The Better Business Bureau Serving Wisconsin is warning businesses of emails that appear to be a solicitation for business, but ask for bank account information in order to “make payment.”

A Madison-based restaurant recently notified BBB Wisconsin of an unsolicited email it received from an individual claiming to work for a “small health volunteer group” requesting to place a large food order.  The email explains that the order is for volunteer workers “fighting against the dreadful outbreak of the COVID19” and says that a driver will pick up the order on the slated date. The closing salutation reads, “Thanks a lot in anticipation of a positive response. Best Regards, Cole.S”

Suspicious, the business reported it to the BBB after the writer of the email asked for “a favor”; explaining “non-access of a credit card” and requesting the business charge an additional $1,950 plus a $250 tip” asking that payment be made through a deposit or transfer into their bank account.

“At first it seemed like any other catering request, except for some interesting phrasing. We have had a few generous individuals want to purchase meals for health care employees. But things got stranger with every exchange and when they asked us for a favor related to payment, it was the last red flag I needed to feel confident that someone was trying to scam us. The restaurant industry has already suffered enough without scams added on top,” said Ava Janssen, Sales Manager for Lodgic Everyday Kitchen.

BBB Wisconsin is familiar with this type of overpayment scam, and has seen it reported in the past in several versions from various industries including photographers and home remodeling contractors.

“It’s unfortunate that businesses have to deal with this type of hoax, especially considering the need for and suffering of business as a result of the pandemic,” said Jim Temmer, BBB CEO and president. “Our message to businesses is beware. Stay vigilant and report anything that seems suspicious.”

When Googling portions of the emails, several other reports can be found reported by businesses that had received the same or similar email.

This scam is actually a phishing email (messages from imposters pretending to be trustworthy businesses and organizations), and the overpayment scam. In an overpayment scam, the con artist notifies the victim that they have accidentally been sent an excess of money, and they request the overpaid portion be sent back to them.

BBB has listed the overpayment scam as one of the most common scams that target small businesses.

BBB recommends businesses take the following steps to avoid this scam:

If something sounds suspicious, confirm it by calling the company directly or checking the company website. Don’t click on links in an unexpected email – type the URL for the company into your browser or do a web search to find the right website. Also, check the existence of the company by searching online directories, Google, and with BBB.org.
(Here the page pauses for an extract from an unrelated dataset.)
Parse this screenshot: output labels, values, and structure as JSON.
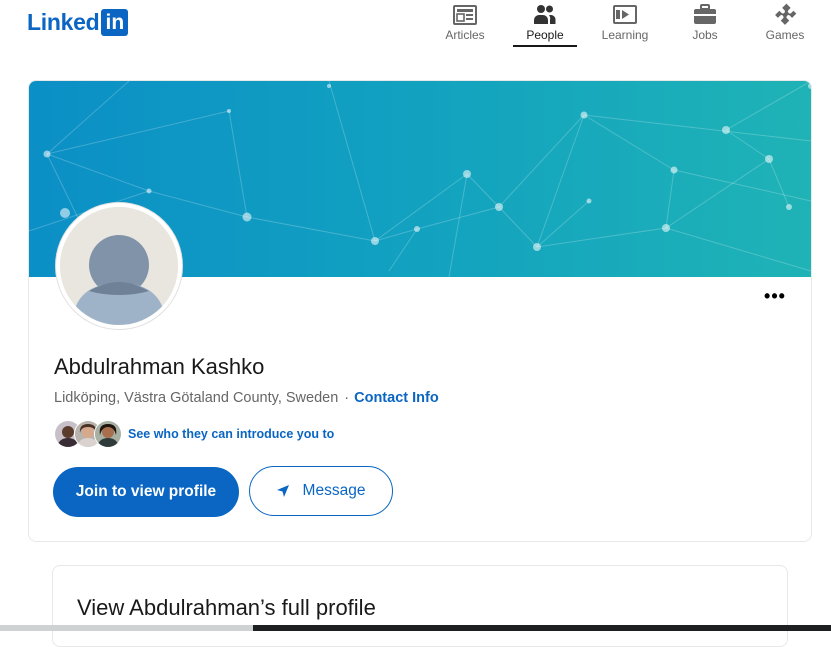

Look for red flags. This includes poor grammar, spelling and punctuation errors and sentences that do not make sense. Also, often and as in this case, the email will not include a company or organization’s full name and contact information.

Don’t click, download, or open anything that comes from an anonymous sender. This is likely an attempt to gain access to your personal information or install malware on your computer.

Be cautious of generic emails. Scammers try to cast a wide net by including little or no specific information in their fake emails. Always be wary of unsolicited messages via email or text. Scammers will often avoid having to talk or meet in person or via phone.

Report your experience. Remember, if something sounds too good to be true, it is. Share the information to help warn others – take time to report scams and fraud to BBB Scam Tracker.